Haiman in Nature, “Cosmology: A smoother end to the dark ages”

“Independent lines of evidence suggest that the first stars, which ended the cosmic dark ages (lasting for 100 million years), came in pairs rather than singly. The appearance of the first stars marked a significant milestone, separating the history of the Universe into two stages. The first stage is well understood: dark matter, primordial ionized plasma and radiation formed a nearly uniform mixture, expanding and cooling continuously with cosmic time. In the second stage, stars lit up and started wreaking havoc. The radiation of the stars penetrated the neutral cosmic plasma, once again ionizing and heating it, and modifying the formation of the subsequent generations of stars.

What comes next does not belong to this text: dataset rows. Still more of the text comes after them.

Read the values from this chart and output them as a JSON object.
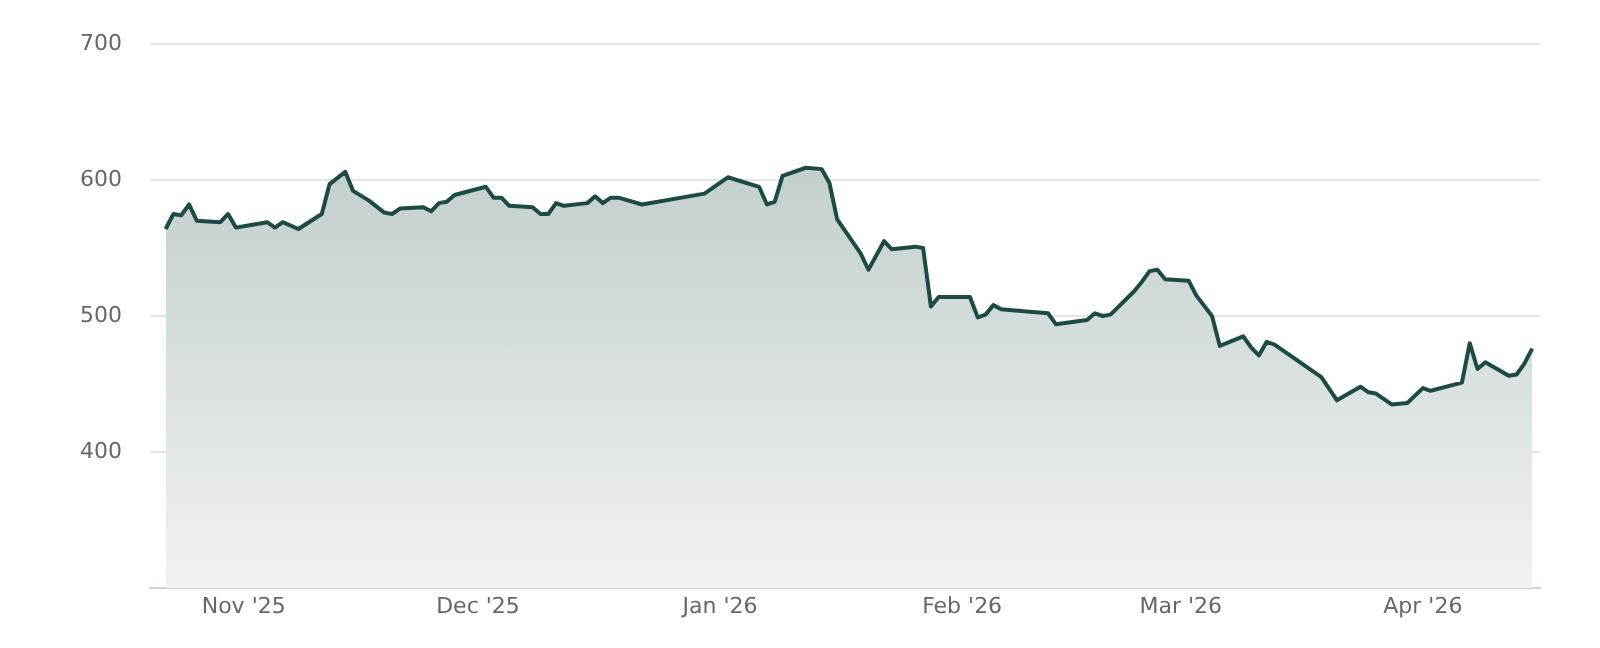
{
  "chart_data": {
    "type": "area",
    "x": [
      "2025-10-22",
      "2025-10-23",
      "2025-10-24",
      "2025-10-25",
      "2025-10-26",
      "2025-10-29",
      "2025-10-30",
      "2025-10-31",
      "2025-11-04",
      "2025-11-05",
      "2025-11-06",
      "2025-11-08",
      "2025-11-11",
      "2025-11-12",
      "2025-11-14",
      "2025-11-15",
      "2025-11-17",
      "2025-11-19",
      "2025-11-20",
      "2025-11-21",
      "2025-11-24",
      "2025-11-25",
      "2025-11-26",
      "2025-11-27",
      "2025-11-28",
      "2025-12-02",
      "2025-12-03",
      "2025-12-04",
      "2025-12-05",
      "2025-12-08",
      "2025-12-09",
      "2025-12-10",
      "2025-12-11",
      "2025-12-12",
      "2025-12-15",
      "2025-12-16",
      "2025-12-17",
      "2025-12-18",
      "2025-12-19",
      "2025-12-22",
      "2025-12-30",
      "2026-01-02",
      "2026-01-06",
      "2026-01-07",
      "2026-01-08",
      "2026-01-09",
      "2026-01-12",
      "2026-01-14",
      "2026-01-15",
      "2026-01-16",
      "2026-01-19",
      "2026-01-20",
      "2026-01-22",
      "2026-01-23",
      "2026-01-26",
      "2026-01-27",
      "2026-01-28",
      "2026-01-29",
      "2026-02-02",
      "2026-02-03",
      "2026-02-04",
      "2026-02-05",
      "2026-02-06",
      "2026-02-10",
      "2026-02-12",
      "2026-02-13",
      "2026-02-17",
      "2026-02-18",
      "2026-02-19",
      "2026-02-20",
      "2026-02-23",
      "2026-02-24",
      "2026-02-25",
      "2026-02-26",
      "2026-02-27",
      "2026-03-02",
      "2026-03-03",
      "2026-03-05",
      "2026-03-06",
      "2026-03-09",
      "2026-03-10",
      "2026-03-11",
      "2026-03-12",
      "2026-03-13",
      "2026-03-15",
      "2026-03-19",
      "2026-03-21",
      "2026-03-24",
      "2026-03-25",
      "2026-03-26",
      "2026-03-28",
      "2026-03-30",
      "2026-04-01",
      "2026-04-02",
      "2026-04-06",
      "2026-04-07",
      "2026-04-08",
      "2026-04-09",
      "2026-04-12",
      "2026-04-13",
      "2026-04-14",
      "2026-04-15"
    ],
    "series": [
      {
        "color": "#1d4a45",
        "values": [
          564,
          575,
          574,
          582,
          570,
          569,
          575,
          565,
          569,
          565,
          569,
          564,
          575,
          597,
          606,
          592,
          585,
          576,
          575,
          579,
          580,
          577,
          583,
          584,
          589,
          595,
          587,
          587,
          581,
          580,
          575,
          575,
          583,
          581,
          583,
          588,
          583,
          587,
          587,
          582,
          590,
          602,
          595,
          582,
          584,
          603,
          609,
          608,
          598,
          571,
          546,
          534,
          555,
          549,
          551,
          550,
          507,
          514,
          514,
          499,
          501,
          508,
          505,
          503,
          502,
          494,
          497,
          502,
          500,
          501,
          518,
          525,
          533,
          534,
          527,
          526,
          515,
          500,
          478,
          485,
          477,
          471,
          481,
          479,
          471,
          455,
          438,
          448,
          444,
          443,
          435,
          436,
          447,
          445,
          451,
          480,
          461,
          466,
          456,
          457,
          465,
          476
        ]
      }
    ],
    "xlim": [
      "2025-10-20",
      "2026-04-16"
    ],
    "xticks": [
      {
        "value": "2025-11-01",
        "label": "Nov '25"
      },
      {
        "value": "2025-12-01",
        "label": "Dec '25"
      },
      {
        "value": "2026-01-01",
        "label": "Jan '26"
      },
      {
        "value": "2026-02-01",
        "label": "Feb '26"
      },
      {
        "value": "2026-03-01",
        "label": "Mar '26"
      },
      {
        "value": "2026-04-01",
        "label": "Apr '26"
      }
    ],
    "ylim": [
      300,
      700
    ],
    "yticks": [
      400,
      500,
      600,
      700
    ],
    "grid": "y",
    "legend": false
  }
}
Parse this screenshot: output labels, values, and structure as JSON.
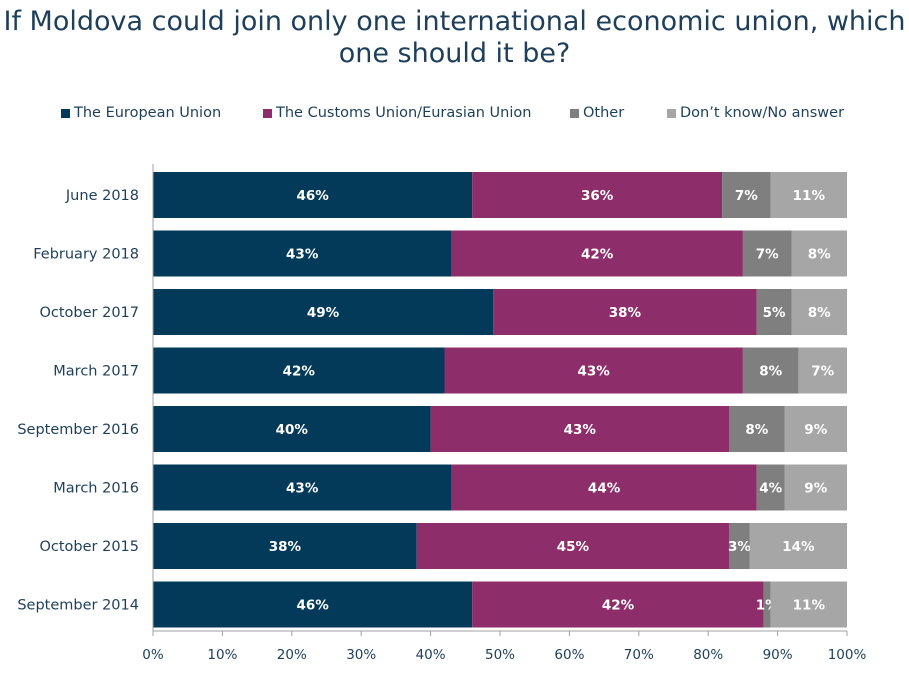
{
  "title": "If Moldova could join only one international economic union, which one should it be?",
  "colors": {
    "eu": "#033a5a",
    "customs": "#8d2e6a",
    "other": "#7f7f7f",
    "dk": "#a6a6a6",
    "text": "#1e3f5a",
    "axis": "#a0a0a0"
  },
  "chart_data": {
    "type": "bar",
    "orientation": "horizontal",
    "stacked": true,
    "stacking": "percent",
    "title": "If Moldova could join only one international economic union, which one should it be?",
    "legend_position": "top",
    "grid": false,
    "xlim": [
      0,
      100
    ],
    "x_ticks": [
      "0%",
      "10%",
      "20%",
      "30%",
      "40%",
      "50%",
      "60%",
      "70%",
      "80%",
      "90%",
      "100%"
    ],
    "categories": [
      "June 2018",
      "February 2018",
      "October 2017",
      "March 2017",
      "September 2016",
      "March 2016",
      "October 2015",
      "September 2014"
    ],
    "series": [
      {
        "name": "The European Union",
        "color": "#033a5a",
        "values": [
          46,
          43,
          49,
          42,
          40,
          43,
          38,
          46
        ]
      },
      {
        "name": "The Customs Union/Eurasian Union",
        "color": "#8d2e6a",
        "values": [
          36,
          42,
          38,
          43,
          43,
          44,
          45,
          42
        ]
      },
      {
        "name": "Other",
        "color": "#7f7f7f",
        "values": [
          7,
          7,
          5,
          8,
          8,
          4,
          3,
          1
        ]
      },
      {
        "name": "Don’t know/No answer",
        "color": "#a6a6a6",
        "values": [
          11,
          8,
          8,
          7,
          9,
          9,
          14,
          11
        ]
      }
    ]
  }
}
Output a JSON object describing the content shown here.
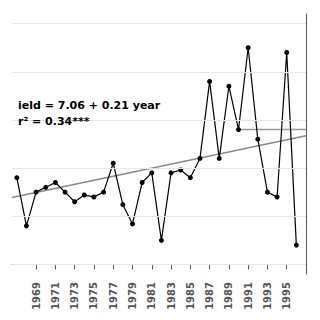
{
  "chart_data": {
    "type": "line",
    "x": [
      1967,
      1968,
      1969,
      1970,
      1971,
      1972,
      1973,
      1974,
      1975,
      1976,
      1977,
      1978,
      1979,
      1980,
      1981,
      1982,
      1983,
      1984,
      1985,
      1986,
      1987,
      1988,
      1989,
      1990,
      1991,
      1992,
      1993,
      1994,
      1995,
      1996
    ],
    "values": [
      9.0,
      4.0,
      7.5,
      8.0,
      8.5,
      7.5,
      6.5,
      7.2,
      7.0,
      7.5,
      10.5,
      6.2,
      4.2,
      8.5,
      9.5,
      2.5,
      9.5,
      9.8,
      9.0,
      11.0,
      19.0,
      11.0,
      18.5,
      14.0,
      22.5,
      13.0,
      7.5,
      7.0,
      22.0,
      2.0
    ],
    "color": "#000000",
    "marker": "circle",
    "trend": {
      "x": [
        1966.5,
        1997.0
      ],
      "values": [
        6.955,
        13.36
      ],
      "color": "#888888"
    },
    "mean_line": {
      "x": [
        1990,
        1997
      ],
      "values": [
        14.0,
        14.0
      ],
      "color": "#999999"
    },
    "annotations": [
      "ield = 7.06 + 0.21 year",
      "r² = 0.34***"
    ],
    "xlim": [
      1966.5,
      1997.0
    ],
    "ylim": [
      -1.0,
      26.0
    ],
    "xticks": [
      1969,
      1971,
      1973,
      1975,
      1977,
      1979,
      1981,
      1983,
      1985,
      1987,
      1989,
      1991,
      1993,
      1995
    ],
    "yticks": [
      0,
      5,
      10,
      15,
      20,
      25
    ],
    "grid": true,
    "tick_labels": "x"
  }
}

At the time of the transition between the two stages, the 100-million-year-old Universe may have resembled Swiss cheese: cold and neutral background gas was filled with numerous, roughly spherical, hot, ionized holes surrounding the sites where the earliest stars had lit up. There is, however, another possibility, in which energetic X-ray radiation — not normally associated with stars — was present during the transition. The evidence that the first stars may have formed in pairs makes the latter hypothesis more likely. This could change the prevailing view that the early Universe had a Swiss-cheese-like appearance.” Extracts from Zoltán Haiman, “Cosmology: A smoother end to the dark ages,” Nature 472: 47–48, 07 April 2011, based on recent evidence by I. F. Mirabel, M. Dijkstra, P. Laurent, A. Loeb and J. R. Pritchard, “Stellar black holes at the dawn of the universe,” Astronomy & Astrophysics 528: A149, published online 18 March 2011 [ArXiv preprint].

“Why would the companionship of the first stars matter for the rest of the Universe? As Mirabel and colleagues argue, a natural outcome of the latter hypothesis is for one member of a pair of massive stars to implode, leaving behind a black hole that remains gravitationally bound to its massive partner. The black hole could then pull material off the surface of its partner, and swallow it up. While devouring its partner, the black hole would return a fraction of the ingested energy in the form of copious amounts of X-rays. In fact, these ‘micro-quasars’ seem to be more common in smaller galaxies, as well as in galaxies whose chemical composition is closer to that of the pristine plasma of hydrogen and helium in the early Universe. They could have produced sufficient X-rays to significantly change the prevailing Swiss-cheese scenario.”

“If micro-quasars were indeed as common, and as efficient producers of X-ray radiation, as Mirabel and colleagues argue, they may well have dominated X-ray production in the transition epoch, when the first stars started to shine in the Universe. They would then have been responsible for ending the dark ages in a smooth fashion. The hardest X-ray photons (those with energies above a few kiloelectronvolts) would be reaching Earth now, forming a feeble X-ray background. Existing measurements place an upper limit on the present-day value of this background that is consistent with this hypothesis. The possibility of X-ray production by binary stars should prompt further theoretical modelling of the population of such binaries, including their abundance, radiation output and spectra, as well as modelling of the possible observable signatures they left behind.”